Fil conducteur de cette programmation : l’attention portée aux problématiques actuelles, notamment environnementales. Plusieurs spectacles abordent directement la nature et l’écologie, mais l’engagement dépasse le seul contenu artistique.
La Ville agit également sur l’organisation même des événements : incitation aux mobilités douces via une tarification préférentielle pour les spectateurs utilisant des moyens de transport à faible impact, catering écoresponsable pour les artistes, réduction des impressions papier au profit d’une communication numérique. « On cherche des économies sur le fonctionnement, pas sur la qualité de l’offre », précise Annabel Zanota-Carbonell, dans un contexte budgétaire tendu pour les collectivités.
Cette approche globale traduit une volonté municipale claire : maintenir une politique culturelle ambitieuse malgré les contraintes financières, en arbitrant autrement plutôt qu’en réduisant la programmation.
Médiation culturelle et lutte contre les idées reçues.
Autre pilier du projet illacais : l’accessibilité.
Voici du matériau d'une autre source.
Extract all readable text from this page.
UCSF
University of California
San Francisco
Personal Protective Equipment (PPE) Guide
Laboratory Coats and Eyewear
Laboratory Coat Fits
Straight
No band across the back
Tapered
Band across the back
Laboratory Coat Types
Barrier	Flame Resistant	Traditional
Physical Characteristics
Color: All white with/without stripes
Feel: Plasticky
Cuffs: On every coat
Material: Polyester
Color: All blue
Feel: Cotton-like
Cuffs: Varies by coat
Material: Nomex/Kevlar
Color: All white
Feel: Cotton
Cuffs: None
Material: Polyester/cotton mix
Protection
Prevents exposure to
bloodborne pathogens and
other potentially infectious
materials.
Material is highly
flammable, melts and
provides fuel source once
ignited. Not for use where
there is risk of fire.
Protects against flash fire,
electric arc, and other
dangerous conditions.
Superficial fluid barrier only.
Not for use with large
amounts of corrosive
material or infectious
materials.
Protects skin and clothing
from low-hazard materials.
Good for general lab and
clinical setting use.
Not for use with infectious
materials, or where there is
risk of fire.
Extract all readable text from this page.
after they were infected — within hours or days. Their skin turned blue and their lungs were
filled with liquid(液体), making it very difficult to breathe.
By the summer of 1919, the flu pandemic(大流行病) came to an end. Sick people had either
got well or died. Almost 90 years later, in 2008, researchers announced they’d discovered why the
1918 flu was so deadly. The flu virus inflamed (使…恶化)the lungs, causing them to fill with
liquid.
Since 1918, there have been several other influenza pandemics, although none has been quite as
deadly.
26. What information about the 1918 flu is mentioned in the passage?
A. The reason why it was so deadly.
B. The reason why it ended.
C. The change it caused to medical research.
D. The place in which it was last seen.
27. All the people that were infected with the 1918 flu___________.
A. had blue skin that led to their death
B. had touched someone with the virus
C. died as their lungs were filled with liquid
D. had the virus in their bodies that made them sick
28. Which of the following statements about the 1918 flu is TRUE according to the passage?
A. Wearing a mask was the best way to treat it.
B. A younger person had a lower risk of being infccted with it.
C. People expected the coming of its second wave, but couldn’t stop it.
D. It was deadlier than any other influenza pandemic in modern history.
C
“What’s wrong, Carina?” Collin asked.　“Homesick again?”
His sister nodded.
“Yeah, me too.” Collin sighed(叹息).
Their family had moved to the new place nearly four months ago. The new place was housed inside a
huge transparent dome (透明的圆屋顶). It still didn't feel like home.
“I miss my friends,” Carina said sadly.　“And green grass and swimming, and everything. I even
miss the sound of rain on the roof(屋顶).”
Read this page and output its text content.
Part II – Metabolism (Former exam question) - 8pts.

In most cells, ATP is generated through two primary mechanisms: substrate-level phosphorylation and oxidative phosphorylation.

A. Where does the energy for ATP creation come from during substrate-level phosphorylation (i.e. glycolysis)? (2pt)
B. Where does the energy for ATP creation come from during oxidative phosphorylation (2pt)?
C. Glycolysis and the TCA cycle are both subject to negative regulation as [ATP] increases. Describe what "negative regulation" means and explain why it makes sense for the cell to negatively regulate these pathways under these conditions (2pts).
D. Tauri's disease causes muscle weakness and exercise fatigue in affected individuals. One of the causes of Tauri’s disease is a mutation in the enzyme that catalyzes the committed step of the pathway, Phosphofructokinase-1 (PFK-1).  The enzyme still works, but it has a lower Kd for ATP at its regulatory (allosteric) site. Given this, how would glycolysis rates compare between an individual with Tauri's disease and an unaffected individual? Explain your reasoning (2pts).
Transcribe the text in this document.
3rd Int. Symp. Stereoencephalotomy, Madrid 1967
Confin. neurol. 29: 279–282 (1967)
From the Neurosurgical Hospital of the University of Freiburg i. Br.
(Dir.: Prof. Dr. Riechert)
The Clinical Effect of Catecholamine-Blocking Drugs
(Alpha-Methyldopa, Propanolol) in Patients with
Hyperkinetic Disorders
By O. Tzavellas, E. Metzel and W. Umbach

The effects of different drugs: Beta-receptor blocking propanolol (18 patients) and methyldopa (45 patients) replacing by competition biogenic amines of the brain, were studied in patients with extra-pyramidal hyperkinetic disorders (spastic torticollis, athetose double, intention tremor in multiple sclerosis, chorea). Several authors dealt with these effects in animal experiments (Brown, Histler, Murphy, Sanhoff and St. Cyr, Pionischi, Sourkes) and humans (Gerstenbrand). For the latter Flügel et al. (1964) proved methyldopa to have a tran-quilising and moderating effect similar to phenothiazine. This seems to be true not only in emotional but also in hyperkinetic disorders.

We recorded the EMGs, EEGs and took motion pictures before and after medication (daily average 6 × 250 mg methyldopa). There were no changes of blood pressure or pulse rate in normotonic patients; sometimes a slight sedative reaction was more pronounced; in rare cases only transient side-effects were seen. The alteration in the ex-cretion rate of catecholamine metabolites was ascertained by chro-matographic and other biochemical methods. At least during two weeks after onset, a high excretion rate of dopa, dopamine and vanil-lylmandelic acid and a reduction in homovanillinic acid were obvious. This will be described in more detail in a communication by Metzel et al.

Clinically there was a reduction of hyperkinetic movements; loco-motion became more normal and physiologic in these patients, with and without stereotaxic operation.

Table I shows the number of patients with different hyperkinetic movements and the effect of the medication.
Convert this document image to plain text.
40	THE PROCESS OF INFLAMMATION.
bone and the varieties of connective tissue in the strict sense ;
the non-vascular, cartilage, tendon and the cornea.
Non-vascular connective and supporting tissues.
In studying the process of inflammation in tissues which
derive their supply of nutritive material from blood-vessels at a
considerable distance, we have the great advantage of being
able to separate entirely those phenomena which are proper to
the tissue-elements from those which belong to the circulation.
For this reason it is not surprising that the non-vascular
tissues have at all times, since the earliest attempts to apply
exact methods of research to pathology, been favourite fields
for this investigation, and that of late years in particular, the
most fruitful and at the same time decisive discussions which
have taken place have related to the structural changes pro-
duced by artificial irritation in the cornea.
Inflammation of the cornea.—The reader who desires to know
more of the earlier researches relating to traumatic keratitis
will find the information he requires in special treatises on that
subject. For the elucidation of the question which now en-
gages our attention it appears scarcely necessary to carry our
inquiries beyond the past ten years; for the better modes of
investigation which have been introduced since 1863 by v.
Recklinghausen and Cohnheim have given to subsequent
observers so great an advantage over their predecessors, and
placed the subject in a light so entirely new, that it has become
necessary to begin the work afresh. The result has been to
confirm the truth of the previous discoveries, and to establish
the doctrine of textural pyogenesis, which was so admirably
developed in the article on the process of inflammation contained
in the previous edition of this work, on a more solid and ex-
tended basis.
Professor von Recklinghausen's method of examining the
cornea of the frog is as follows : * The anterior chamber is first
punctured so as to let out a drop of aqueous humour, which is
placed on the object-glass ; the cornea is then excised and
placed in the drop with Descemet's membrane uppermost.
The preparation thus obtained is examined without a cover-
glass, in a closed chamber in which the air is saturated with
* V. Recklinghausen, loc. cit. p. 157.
L’Espace Quérandeau a été conçu pour accueillir tous les publics, y compris les personnes à mobilité réduite ou les publics dits « empêchés ». Mais l’inclusion passe aussi par un important travail de médiation.
Rencontres avec les artistes à la bibliothèque, ateliers dans les écoles, visites de la salle, masterclass avec les associations locales : tout est mis en œuvre pour combattre l’idée selon laquelle la culture serait élitiste ou réservée à certains. « Les spectacles sont de grande qualité, mais ils sont pour tous », insiste la directrice.
Pour la municipalité, la culture est à la fois divertissement, outil de réflexion et vecteur de cohésion sociale. Un levier d’émancipation, particulièrement auprès des plus jeunes, avec un travail régulier mené tout au long de l’année dans les établissements scolaires.
Un maillage territorial fondé sur les partenariats.
Commune de l’ouest bordelais, Saint-Jean-d’Illac revendique aussi son rôle de trait d’union entre l’agglomération et le Bassin d’Arcachon. La programmation s’appuie sur de nombreux partenariats : communes voisines (Cestas, Canéjan, Martignas), Théâtre Olympia d’Arcachon pour un parcours chorégraphique à l’échelle du Bassin, Conservatoire de Bordeaux, mais aussi réseaux professionnels et institutions culturelles comme l’IDDAC ou l’OARA.
Cette coopération permet à la fois de mutualiser les coûts, de limiter les transports des artistes et d’offrir au public une diversité d’esthétiques sans concurrence entre territoires. « Il faut être en complémentarité, pas en rivalité », souligne Annabel Zanota-Carbonell.
Un lieu désormais pleinement approprié par les habitants.
Trois ans après son ouverture, l’Espace Quérandeau semble avoir trouvé sa place. Festivals, carnaval, temps forts participatifs : les habitants s’approprient progressivement ce nouvel espace, devenu un point de convergence pour les familles comme pour les amateurs de spectacle vivant.
Pensé dès l’origine comme un équipement de proximité, au cœur du village, le site incarne aujourd’hui une ambition plus large : faire de la culture un moteur de dynamisme local et un espace de rencontre intergénérationnel.
À travers cette saison 2025-2026, Saint-Jean-d’Illac affirme ainsi une vision de la culture à la fois exigeante, engagée et profondément ancrée dans son territoire.